Physische Liebe

Erzählung zum Thema Liebe, lieben

von  Mondsichel

Chris zog ihn ein Stück von mir fort, doch ich konnte alles hören. „Dass Daria heute angeschossen wurde, hat den König zuhöchst beunruhigt. Er will kein Risiko eingehen. Du weißt ganz genau, was uns blüht, wenn wir erkannt werden.“ Jan nickte traurig. Ich war wie vor den Kopf geschlagen. Was hatte das zu bedeuten? Auf einmal kam Daria dazugetreten und ihre entrüstete Stimme klang noch lauter zu mir herüber. „Was denkt sich Vater eigentlich dabei? Er weiß doch ganz genau, dass unsere Aufgabe noch nicht erfüllt ist! Ich habe nicht diese weite Reise gemacht, um unverrichteter Dinge zurückzukehren!“ Chris versuchte sie zu beruhigen.

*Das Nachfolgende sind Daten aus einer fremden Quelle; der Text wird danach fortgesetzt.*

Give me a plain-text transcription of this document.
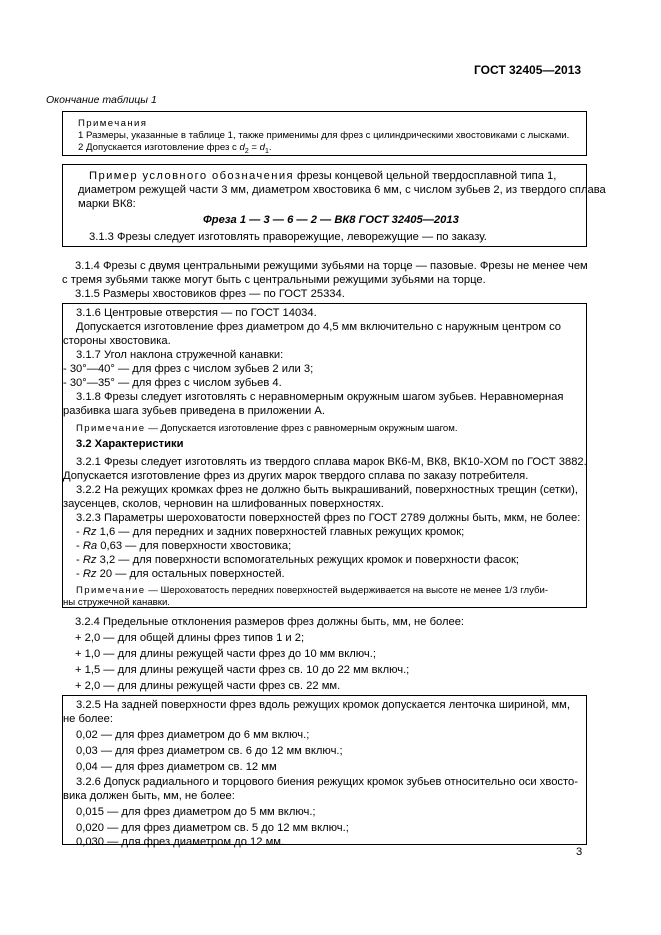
ГОСТ 32405—2013
Окончание таблицы 1
Примечания
1 Размеры, указанные в таблице 1, также применимы для фрез с цилиндрическими хвостовиками с лысками.
2 Допускается изготовление фрез с $d_2 = d_1$.
Пример условного обозначения фрезы концевой цельной твердосплавной типа 1,
диаметром режущей части 3 мм, диаметром хвостовика 6 мм, с числом зубьев 2, из твердого сплава
марки ВК8:
Фреза 1 — 3 — 6 — 2 — ВК8 ГОСТ 32405—2013
3.1.3 Фрезы следует изготовлять праворежущие, леворежущие — по заказу.
3.1.4 Фрезы с двумя центральными режущими зубьями на торце — пазовые. Фрезы не менее чем
с тремя зубьями также могут быть с центральными режущими зубьями на торце.
3.1.5 Размеры хвостовиков фрез — по ГОСТ 25334.
3.1.6 Центровые отверстия — по ГОСТ 14034.
Допускается изготовление фрез диаметром до 4,5 мм включительно с наружным центром со
стороны хвостовика.
3.1.7 Угол наклона стружечной канавки:
- 30°—40° — для фрез с числом зубьев 2 или 3;
- 30°—35° — для фрез с числом зубьев 4.
3.1.8 Фрезы следует изготовлять с неравномерным окружным шагом зубьев. Неравномерная
разбивка шага зубьев приведена в приложении А.
Примечание — Допускается изготовление фрез с равномерным окружным шагом.
3.2 Характеристики
3.2.1 Фрезы следует изготовлять из твердого сплава марок ВК6-М, ВК8, ВК10-ХОМ по ГОСТ 3882.
Допускается изготовление фрез из других марок твердого сплава по заказу потребителя.
3.2.2 На режущих кромках фрез не должно быть выкрашиваний, поверхностных трещин (сетки),
заусенцев, сколов, черновин на шлифованных поверхностях.
3.2.3 Параметры шероховатости поверхностей фрез по ГОСТ 2789 должны быть, мкм, не более:
- Rz 1,6 — для передних и задних поверхностей главных режущих кромок;
- Ra 0,63 — для поверхности хвостовика;
- Rz 3,2 — для поверхности вспомогательных режущих кромок и поверхности фасок;
- Rz 20 — для остальных поверхностей.
Примечание — Шероховатость передних поверхностей выдерживается на высоте не менее 1/3 глуби-
ны стружечной канавки.
3.2.4 Предельные отклонения размеров фрез должны быть, мм, не более:
+ 2,0 — для общей длины фрез типов 1 и 2;
+ 1,0 — для длины режущей части фрез до 10 мм включ.;
+ 1,5 — для длины режущей части фрез св. 10 до 22 мм включ.;
+ 2,0 — для длины режущей части фрез св. 22 мм.
3.2.5 На задней поверхности фрез вдоль режущих кромок допускается ленточка шириной, мм,
не более:
0,02 — для фрез диаметром до 6 мм включ.;
0,03 — для фрез диаметром св. 6 до 12 мм включ.;
0,04 — для фрез диаметром св. 12 мм
3.2.6 Допуск радиального и торцового биения режущих кромок зубьев относительно оси хвосто-
вика должен быть, мм, не более:
0,015 — для фрез диаметром до 5 мм включ.;
0,020 — для фрез диаметром св. 5 до 12 мм включ.;
0,030 — для фрез диаметром до 12 мм.
3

Inzwischen waren auch Marek, Rob und Skyle dazugetreten. „Das kann doch nicht sein Chris. Der König weiß doch ganz genau, dass diese Sache sehr wichtig für uns ist!“ versuchte Skyle seinem Freund zuzuflüstern. „Ich weiß auch nicht was los ist, er meinte nur, dass er eine schlimme Ahnung hat. Er möchte weder uns, noch seine Tochter an diese Welt verlieren. Und daher bat er mich, dass wir zurückkommen sollten.“ Chris versuchte die Nachricht seinen Freunden möglichst schonend beizubringen. „So ein Quark. Immer das selbe mit ihm. Er weiß genau, dass ich gut auf mich aufpassen kann.“ Daria wirkte nun sehr gereizt. Rob fügte hinzu: „Außerdem besteht das Team aus unseren Leuten, das weiß er auch. Selbst wenn die Kugel frontal getroffen hätte, sie wäre nicht wie die Menschen tot umgefallen.“ Marek hielt ihm sofort den Mund zu und herrschte ihn möglichst leise, aber dennoch bestimmt an. „Ja brüll noch lauter! Es sollte schließlich auch jeder wissen, dass wir unsterblich und aus einer fernen Welt sind.“ Rob blickte zu Boden.

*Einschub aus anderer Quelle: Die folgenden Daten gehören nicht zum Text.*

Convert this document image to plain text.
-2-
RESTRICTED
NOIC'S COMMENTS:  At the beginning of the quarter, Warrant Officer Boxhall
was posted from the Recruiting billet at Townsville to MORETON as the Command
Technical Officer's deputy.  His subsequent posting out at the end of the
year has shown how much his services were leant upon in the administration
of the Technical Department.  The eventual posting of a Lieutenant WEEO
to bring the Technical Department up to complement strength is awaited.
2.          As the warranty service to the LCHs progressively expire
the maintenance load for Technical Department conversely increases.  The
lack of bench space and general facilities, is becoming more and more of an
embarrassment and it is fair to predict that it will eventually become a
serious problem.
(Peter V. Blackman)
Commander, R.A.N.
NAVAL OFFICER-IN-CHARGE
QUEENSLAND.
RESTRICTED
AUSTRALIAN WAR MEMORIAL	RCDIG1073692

„Genau deswegen will der König wahrscheinlich auch, dass wir zurückkommen. Stell Dir vor, jemand käme auf die Idee, uns zu seinem persönlichen Jungbrunnen zu machen. Das wäre das Ende für diese Welt! Du weißt ganz genau, dass Joelle ohne mit der Wimper zu zucken, seine Leute hier her schicken würde. Er würde seine Schwester niemals den Menschen überlassen“ fügte Marek hinzu.

Ich wusste nicht mehr was ich denken sollte. Das, was sich dort vor meinen Augen und Ohren abspielte war so unglaubwürdig und doch so real, wie nichts zuvor was ich bisher erlebt hatte. „Was machen wir mit ihm?“ fragte Skyle und schien auf mich zu weisen. „Er weiß mehr, als er wissen dürfte.“ Daria blickte ihre Jungs erschrocken an. „Er könnte eine Gefahr darstellen“ philosophierte Marek. „Seid ihr von Sinnen? Ihr wisst genau welchen Auftrag wir haben! Er lautet bewahren und nicht morden!“ Obwohl sie es so leise gesagt hatte, drang jedes Wort an meine Ohren. „Sollen wir unsere Flügel mit Blut beschmutzen und damit alles zerstören? Ihr wisst genau, dass ihm kein Haar gekrümmt werden darf! Ich werde mich persönlich um diese Sache kümmern, klar?“ Die Jungs nickten, nachdem Daria mit einem düsteren Blick ihrem Wunsch Nachdruck verliehen hatte.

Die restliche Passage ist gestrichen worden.